A sound understanding of the gendered dynamics of intimate partner violence and coercive control are essential for managing risk. Ideally, risk management interventions should follow risk assessments that include coercive control indicators and that explicitly inform practitioners’ judgements about risks. Risk management must maintain a focus on safety planning with victims and on holding perpetrators accountable in order to reduce the likelihood of lethal violence and the harmful consequences of intimate partner violence on women and children. To this end, police leadership should promote and implement training programmes that enable police officers to identify the gendered dynamics that underpin intimate partner violence, especially coercive and controlling behaviours.
Coercive and controlling behaviours have been defined in the following ways:
- Coercive behaviour is an act or a pattern of acts of assault, threats, humiliation and intimidation or other abuse that is used to harm, punish or frighten the victim.
- Controlling behaviour is a range of acts designed to make a person subordinate and/or dependent by isolating them from sources of support, exploiting their resources and capacities for personal gain, depriving them of the means needed for independence, resistance and escape, and regulating their everyday behaviour (107). Such acts include controlling access to technology and/or monitoring online behaviour, including cyberstalking.
Multidisciplinary collaboration can improve police practice (108), and police can increase their own capacity in this area by working with women’s rights organisations and victim services agencies to increase understanding of the impact of gender on risk assessment and risk management of intimate partner violence.
Police leadership should routinely conduct reviews and analyses of the learning and development needs of police, paying special attention to developing the necessary understanding of the gender dynamics of intimate partner violence and the impact of gender on risk management procedures and processes. Based on the training needs assessments, mandatory training plans for all police officers involved in risk management should be implemented.
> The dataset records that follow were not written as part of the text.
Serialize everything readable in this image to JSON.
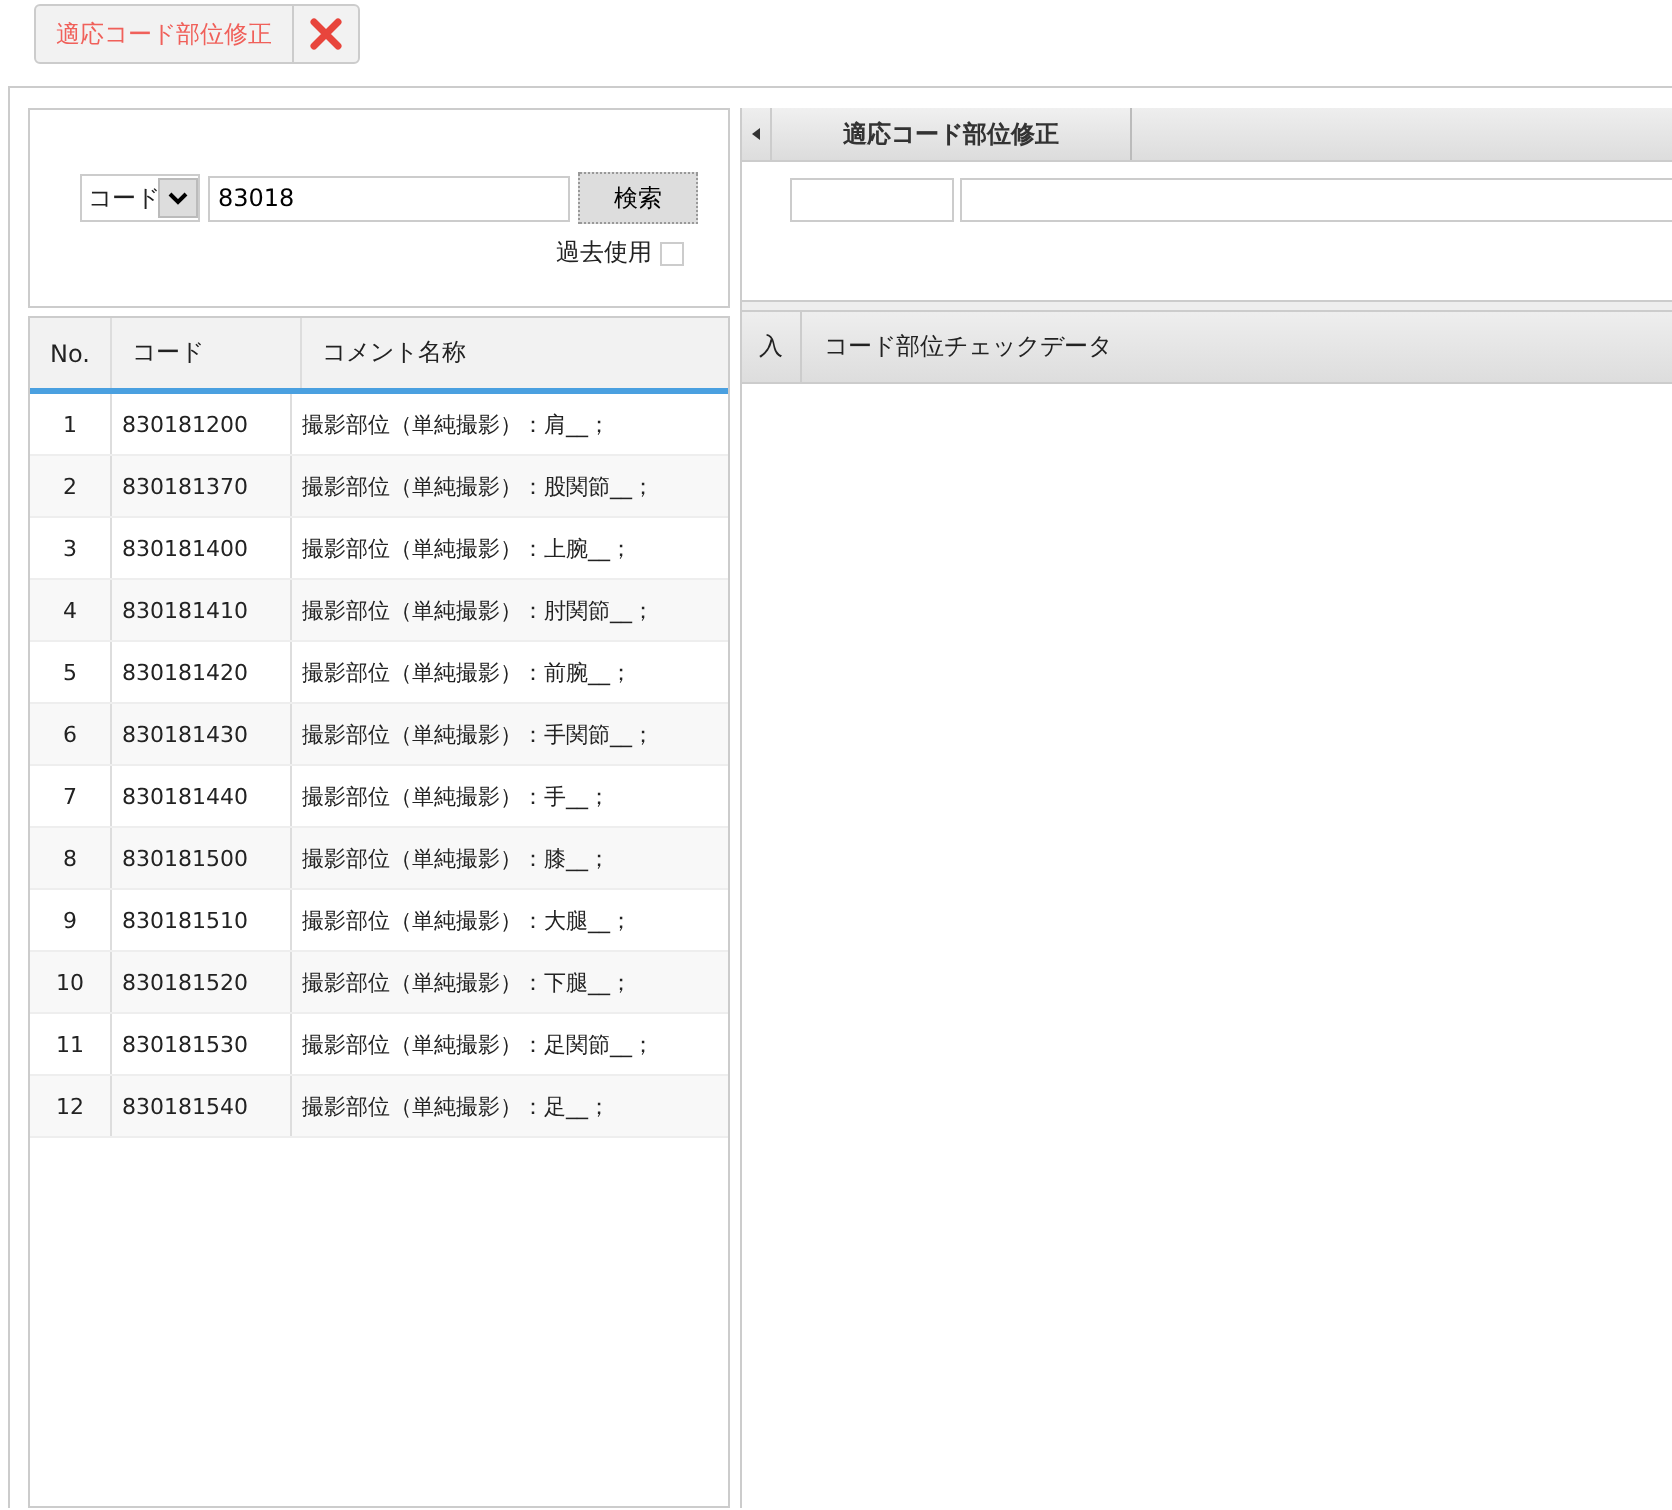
{
  "top_tab": {
    "label": "適応コード部位修正"
  },
  "search": {
    "select_value": "コード",
    "value": "83018",
    "button": "検索",
    "past_use": {
      "label": "過去使用",
      "checked": false
    }
  },
  "table": {
    "columns": [
      "No.",
      "コード",
      "コメント名称"
    ],
    "rows": [
      {
        "no": "1",
        "code": "830181200",
        "name": "撮影部位（単純撮影）：肩__；"
      },
      {
        "no": "2",
        "code": "830181370",
        "name": "撮影部位（単純撮影）：股関節__；"
      },
      {
        "no": "3",
        "code": "830181400",
        "name": "撮影部位（単純撮影）：上腕__；"
      },
      {
        "no": "4",
        "code": "830181410",
        "name": "撮影部位（単純撮影）：肘関節__；"
      },
      {
        "no": "5",
        "code": "830181420",
        "name": "撮影部位（単純撮影）：前腕__；"
      },
      {
        "no": "6",
        "code": "830181430",
        "name": "撮影部位（単純撮影）：手関節__；"
      },
      {
        "no": "7",
        "code": "830181440",
        "name": "撮影部位（単純撮影）：手__；"
      },
      {
        "no": "8",
        "code": "830181500",
        "name": "撮影部位（単純撮影）：膝__；"
      },
      {
        "no": "9",
        "code": "830181510",
        "name": "撮影部位（単純撮影）：大腿__；"
      },
      {
        "no": "10",
        "code": "830181520",
        "name": "撮影部位（単純撮影）：下腿__；"
      },
      {
        "no": "11",
        "code": "830181530",
        "name": "撮影部位（単純撮影）：足関節__；"
      },
      {
        "no": "12",
        "code": "830181540",
        "name": "撮影部位（単純撮影）：足__；"
      }
    ]
  },
  "right": {
    "tabs": [
      {
        "label": "適応コード部位修正",
        "selected": true
      }
    ],
    "grid_columns": [
      "入",
      "コード部位チェックデータ"
    ]
  }
}
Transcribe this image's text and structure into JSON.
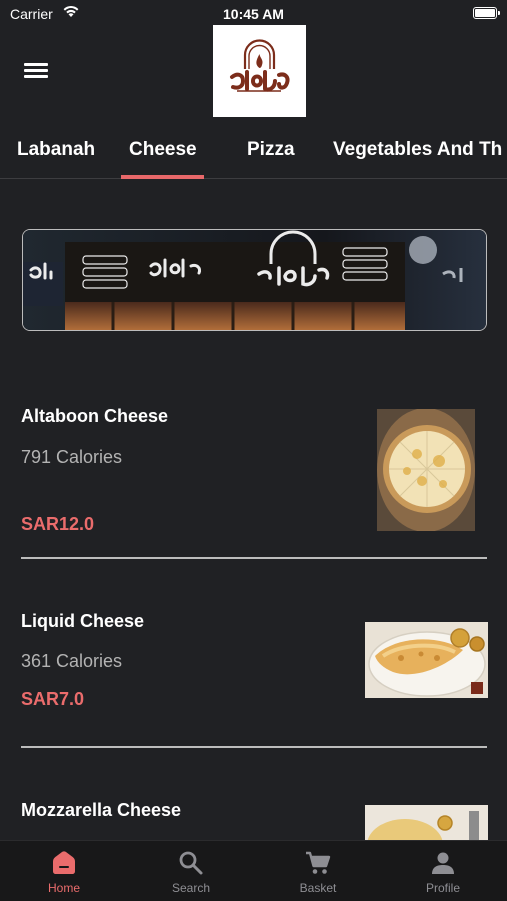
{
  "status_bar": {
    "carrier": "Carrier",
    "time": "10:45 AM"
  },
  "header": {
    "logo_icon": "altaboon-logo-icon",
    "menu_icon": "hamburger-menu-icon"
  },
  "tabs": [
    {
      "label": "Labanah"
    },
    {
      "label": "Cheese"
    },
    {
      "label": "Pizza"
    },
    {
      "label": "Vegetables And Th"
    }
  ],
  "selected_tab": "Cheese",
  "menu_items": [
    {
      "name": "Altaboon Cheese",
      "calories": "791 Calories",
      "price": "SAR12.0"
    },
    {
      "name": "Liquid Cheese",
      "calories": "361 Calories",
      "price": "SAR7.0"
    },
    {
      "name": "Mozzarella Cheese"
    }
  ],
  "bottom_nav": [
    {
      "label": "Home",
      "icon": "home-icon"
    },
    {
      "label": "Search",
      "icon": "search-icon"
    },
    {
      "label": "Basket",
      "icon": "cart-icon"
    },
    {
      "label": "Profile",
      "icon": "profile-icon"
    }
  ],
  "colors": {
    "accent": "#ea6c6c",
    "background": "#202124",
    "tab_bar": "#181819",
    "muted_text": "#b3b3b3"
  }
}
Training plans can be distinguished by different levels of competence and according to the specific role of police officers undertaking risk management activities.
However, all police officers should receive at least basic training on the gender dynamics of intimate partner violence. The number of hours and the curriculum will depend on the specific local and national contexts in which the police are operating. Implementation of training should mirror professional practice standards, be evaluated for impact, involve multiple delivery methods (e.g. online, classroom, one-to-one instruction) and be repeated at regular intervals to embed learning. The training should also be embedded within the police performance management framework.
To make use of all available knowledge and experience in the community, training should be co-produced with, or informed by, local multiagency groups and specialised women’s services, including those supporting migrant women, disabled women, lesbian, bisexual and transgender women, minority ethnic women and children.
Training should also be evaluated to ensure that all front-line police responding to intimate partner violence can apply their understanding of the gendered dynamics of coercive control and other aspects of abuse, including how gender intersects with other personal characteristics. This means that monitoring and evaluation systems should be built to accommodate analysis of gender as a key indicator.